Clemson: Bandit end Ricky Sapp -- He missed the Gator Bowl and sat out the spring getting over a torn ACL he suffered in the first half against Virginia. He will be a prime pass-rusher for the Tigers and is Clemson's best player when it comes to putting pressure on the quarterback.

Duke: Defensive tackle Vince Oghobaase -- The Blue Devils' leader on the defensive line missed the spring with an injury, but ranks second among active ACC players in both career tackles for loss (29.0) and quarterback sacks (11.5), trailing only N.C. State's Willie Young (32.0 and 12.5). Oghobaase has started all 36 games over the past three years, compiling 128 tackles.

Florida State: Linebacker Dekoda Watson -- He missed the spring after offseason elbow surgery, but should be one of the Noles' top defenders. He ranked fourth on the team with 46 tackles last year.

Georgia Tech: Center Dan Voss -- He was the starter last year, and if his labrum isn't fully recovered (which it should be), aerospace engineer major Sean Bedford moves to the top of the depth chart. Not that there's anything wrong with a super smart center.

Maryland: DT Dion Armstrong -- The Terps had a host of key players miss the spring, but Armstrong, who was out for academic reasons, is at a position in need of some help. It's unclear, though, if Armstrong's academic situation will extend into the summer. Also at defensive tackle for Maryland is Travis Ivey.
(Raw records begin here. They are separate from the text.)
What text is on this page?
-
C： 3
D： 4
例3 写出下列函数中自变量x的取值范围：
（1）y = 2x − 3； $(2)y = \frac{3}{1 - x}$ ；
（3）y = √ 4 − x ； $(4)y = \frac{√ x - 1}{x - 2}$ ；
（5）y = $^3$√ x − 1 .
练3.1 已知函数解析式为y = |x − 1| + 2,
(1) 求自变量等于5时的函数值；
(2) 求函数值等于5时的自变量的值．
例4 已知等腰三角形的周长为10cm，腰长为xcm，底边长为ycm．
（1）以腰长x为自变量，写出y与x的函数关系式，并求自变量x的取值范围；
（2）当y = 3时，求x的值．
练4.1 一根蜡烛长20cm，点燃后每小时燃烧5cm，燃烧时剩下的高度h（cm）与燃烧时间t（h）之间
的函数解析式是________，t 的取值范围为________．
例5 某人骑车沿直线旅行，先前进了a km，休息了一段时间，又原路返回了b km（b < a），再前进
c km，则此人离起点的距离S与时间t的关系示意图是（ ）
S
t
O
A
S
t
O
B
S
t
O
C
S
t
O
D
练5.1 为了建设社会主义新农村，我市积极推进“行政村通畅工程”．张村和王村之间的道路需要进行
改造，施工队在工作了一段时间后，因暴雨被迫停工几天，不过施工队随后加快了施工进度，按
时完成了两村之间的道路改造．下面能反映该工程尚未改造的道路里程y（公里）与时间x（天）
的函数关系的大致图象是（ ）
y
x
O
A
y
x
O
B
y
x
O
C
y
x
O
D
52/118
The coaches raved about his improved play and leadership during the spring, and the offensive line was having a tough time containing him. But he got a concussion in the fourth week and missed the rest of the spring. He also had a scheduled shoulder surgery at the end of the spring.

Miami: LB Colin McCarthy -- Miami needs depth at linebacker and McCarthy was playing well last season before a shoulder injury caused him to miss the remainder of the season, starting with the FSU game. He had shoulder surgery.

North Carolina: Free safety Deunta Williams -- He had wrist surgery in January and missed the spring, but should be ready for the fall. He started all 13 games in 2008 and ranked fifth on the team with 65 tackles (55 solo).

NC State: Strong safety Javon Walker -- He's actually missed the last TWO springs and last season with a knee injury, but will be cleared by the fall and is being counted on very heavily in the secondary.

Virginia: Right guard B.J. Cabbell -- He missed spring ball due to knee surgery, but started 12 games last year. The junior is expected back in August.

Virginia Tech: DE Jason Worilds -- Worilds missed the spring after shoulder surgery for an injury that kept him out of the Orange Bowl. End is one of the few positions the Hokies have that lacks depth. Worilds started in 12 of 14 games last year and had eight sacks and 18.5 tackles for loss. The Hokies will also need the return of guard Sergio Render, who missed the spring following shoulder surgery.

Wake Forest: CB Brandon Ghee -- Ghee suffered a sprained knee on the very first day of spring and missed the remainder of practice. The Deacs will need Ghee healthy this fall as he is the only returning starter in the secondary. Starting nose tackle Boo Robinson has also been bothered by a bad back and didn't play this spring.